Thursday, April 7, 2011
The Power of Water
I clawed along the bottom to pull my way upstream in 2 feet of smooth but quickly flowing water. When I let go of a stone or boulder, I was swept down river, until I was able to dig my toes into the cobbles. I drifted into an eddy slowed by the rooty shoreline and came nose to nose with a tessellated darter who excavated a home from the sand underneath a small cobble, well out of the flow. I swam back towards the middle of the river and allowed the current to carry me down stream. I peeked above the surface every few minutes to gauge how far I had before the river shallows. It will take some time and effort to stop short of the boulders that form a downstream set of rapids.
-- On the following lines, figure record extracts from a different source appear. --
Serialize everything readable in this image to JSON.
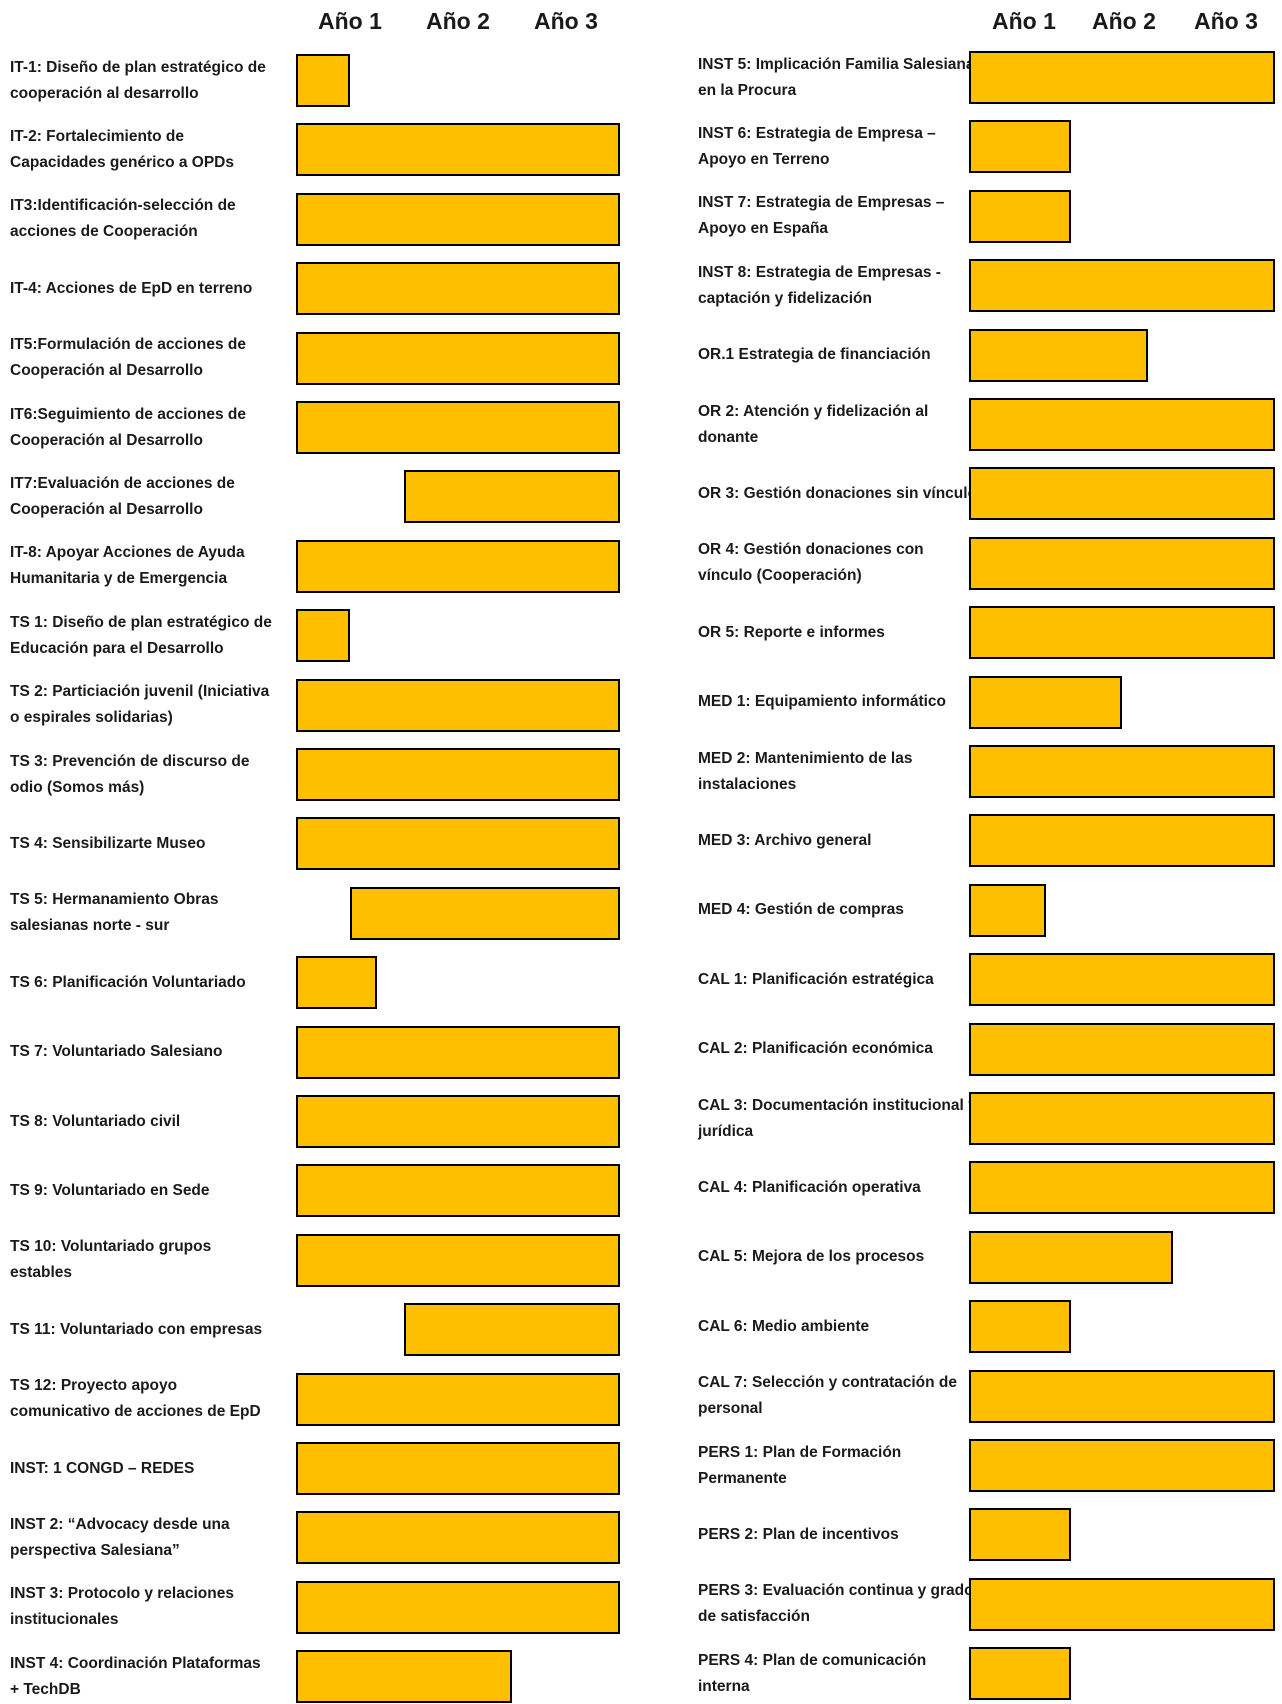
{
  "chart_data": {
    "type": "gantt",
    "year_headers": [
      "Año 1",
      "Año 2",
      "Año 3"
    ],
    "colors": {
      "bar": "#fdbf00",
      "border": "#000000",
      "text": "#1a1a1a"
    },
    "columns": [
      {
        "tasks": [
          {
            "label": "IT-1: Diseño de  plan estratégico de cooperación al desarrollo",
            "start": 0,
            "end": 0.5
          },
          {
            "label": "IT-2: Fortalecimiento de Capacidades genérico a OPDs",
            "start": 0,
            "end": 3
          },
          {
            "label": "IT3:Identificación-selección de acciones de Cooperación",
            "start": 0,
            "end": 3
          },
          {
            "label": "IT-4: Acciones de EpD en terreno",
            "start": 0,
            "end": 3
          },
          {
            "label": "IT5:Formulación de acciones de Cooperación al Desarrollo",
            "start": 0,
            "end": 3
          },
          {
            "label": "IT6:Seguimiento de acciones de Cooperación al Desarrollo",
            "start": 0,
            "end": 3
          },
          {
            "label": "IT7:Evaluación de acciones de Cooperación al Desarrollo",
            "start": 1,
            "end": 3
          },
          {
            "label": "IT-8: Apoyar Acciones de Ayuda Humanitaria y de Emergencia",
            "start": 0,
            "end": 3
          },
          {
            "label": "TS 1:  Diseño de  plan estratégico de Educación para el Desarrollo",
            "start": 0,
            "end": 0.5
          },
          {
            "label": "TS 2: Particiación juvenil (Iniciativa o espirales solidarias)",
            "start": 0,
            "end": 3
          },
          {
            "label": "TS 3: Prevención de discurso de odio (Somos más)",
            "start": 0,
            "end": 3
          },
          {
            "label": "TS 4: Sensibilizarte Museo",
            "start": 0,
            "end": 3
          },
          {
            "label": "TS 5: Hermanamiento Obras salesianas norte - sur",
            "start": 0.5,
            "end": 3
          },
          {
            "label": "TS 6: Planificación Voluntariado",
            "start": 0,
            "end": 0.75
          },
          {
            "label": "TS 7: Voluntariado Salesiano",
            "start": 0,
            "end": 3
          },
          {
            "label": "TS 8: Voluntariado civil",
            "start": 0,
            "end": 3
          },
          {
            "label": "TS 9: Voluntariado en Sede",
            "start": 0,
            "end": 3
          },
          {
            "label": "TS 10: Voluntariado grupos estables",
            "start": 0,
            "end": 3
          },
          {
            "label": "TS 11: Voluntariado con empresas",
            "start": 1,
            "end": 3
          },
          {
            "label": "TS 12: Proyecto apoyo comunicativo de acciones de EpD",
            "start": 0,
            "end": 3
          },
          {
            "label": "INST: 1 CONGD – REDES",
            "start": 0,
            "end": 3
          },
          {
            "label": "INST 2: “Advocacy desde una perspectiva Salesiana”",
            "start": 0,
            "end": 3
          },
          {
            "label": "INST 3: Protocolo y relaciones institucionales",
            "start": 0,
            "end": 3
          },
          {
            "label": "INST 4: Coordinación Plataformas + TechDB",
            "start": 0,
            "end": 2
          }
        ]
      },
      {
        "tasks": [
          {
            "label": "INST 5: Implicación Familia Salesiana en la Procura",
            "start": 0,
            "end": 3
          },
          {
            "label": "INST 6: Estrategia de Empresa – Apoyo en Terreno",
            "start": 0,
            "end": 1
          },
          {
            "label": "INST 7: Estrategia de Empresas – Apoyo en España",
            "start": 0,
            "end": 1
          },
          {
            "label": "INST 8: Estrategia de Empresas - captación y fidelización",
            "start": 0,
            "end": 3
          },
          {
            "label": "OR.1 Estrategia de financiación",
            "start": 0,
            "end": 1.75
          },
          {
            "label": "OR 2: Atención y fidelización  al donante",
            "start": 0,
            "end": 3
          },
          {
            "label": "OR 3: Gestión donaciones sin vínculo",
            "start": 0,
            "end": 3
          },
          {
            "label": "OR 4: Gestión donaciones con vínculo (Cooperación)",
            "start": 0,
            "end": 3
          },
          {
            "label": "OR 5: Reporte e informes",
            "start": 0,
            "end": 3
          },
          {
            "label": "MED 1: Equipamiento informático",
            "start": 0,
            "end": 1.5
          },
          {
            "label": "MED 2: Mantenimiento de las instalaciones",
            "start": 0,
            "end": 3
          },
          {
            "label": "MED 3: Archivo general",
            "start": 0,
            "end": 3
          },
          {
            "label": "MED 4: Gestión de compras",
            "start": 0,
            "end": 0.75
          },
          {
            "label": "CAL 1: Planificación estratégica",
            "start": 0,
            "end": 3
          },
          {
            "label": "CAL 2: Planificación económica",
            "start": 0,
            "end": 3
          },
          {
            "label": "CAL 3: Documentación institucional y jurídica",
            "start": 0,
            "end": 3
          },
          {
            "label": "CAL 4: Planificación operativa",
            "start": 0,
            "end": 3
          },
          {
            "label": "CAL 5: Mejora de los procesos",
            "start": 0,
            "end": 2
          },
          {
            "label": "CAL 6: Medio ambiente",
            "start": 0,
            "end": 1
          },
          {
            "label": "CAL 7: Selección y contratación de personal",
            "start": 0,
            "end": 3
          },
          {
            "label": "PERS 1: Plan de Formación Permanente",
            "start": 0,
            "end": 3
          },
          {
            "label": "PERS 2: Plan de incentivos",
            "start": 0,
            "end": 1
          },
          {
            "label": "PERS 3: Evaluación continua y grado de satisfacción",
            "start": 0,
            "end": 3
          },
          {
            "label": "PERS 4: Plan de comunicación interna",
            "start": 0,
            "end": 1
          }
        ]
      }
    ]
  }
}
I cautiously entered the short rapid and held onto a boulder with one hand, which allowed my body to trail behind in the strong current. Ameletid mayfly nymphs clung to the lee side of rocks. Their black and white banded frilly tails waved in the turbulent water. The darter and mayflies have all devised graceful ways to sustain themselves against the flow that I clumsily struggled against. The bedrock below was scoured smooth, and a submerged whirlpool twirled a stone in a circle that wore a small cup in the rock. Water shaped the course of this river and set its depth. It placed, moved and restructured the rocks that form this rapid. Water is a dynamic force. It’s not done working and the river shifts and changes before my eyes. This will be a different place tomorrow, and almost unrecognizable next year. The holes I knew six months ago are either deeper or gone. One rapid is now a short falls. Nothing is static. Water is a powerful force on our planet. It shapes bedrock, landscapes, ecosystems and lives. It launches wars. Tessellated darters need clean water. Ameletid mayflies need clean water. We need clean water. Life is not possible without it and yet we treat water as if it held no authority. As if our lives didn’t depend on it. We treat water as some kind of throw away commodity rather than giving it the respect and honor it deserves. Many native peoples felt that water was spirit, and I can feel the spirit of this river while I watch the effect it has on the darters, mayflies, bedrock and me.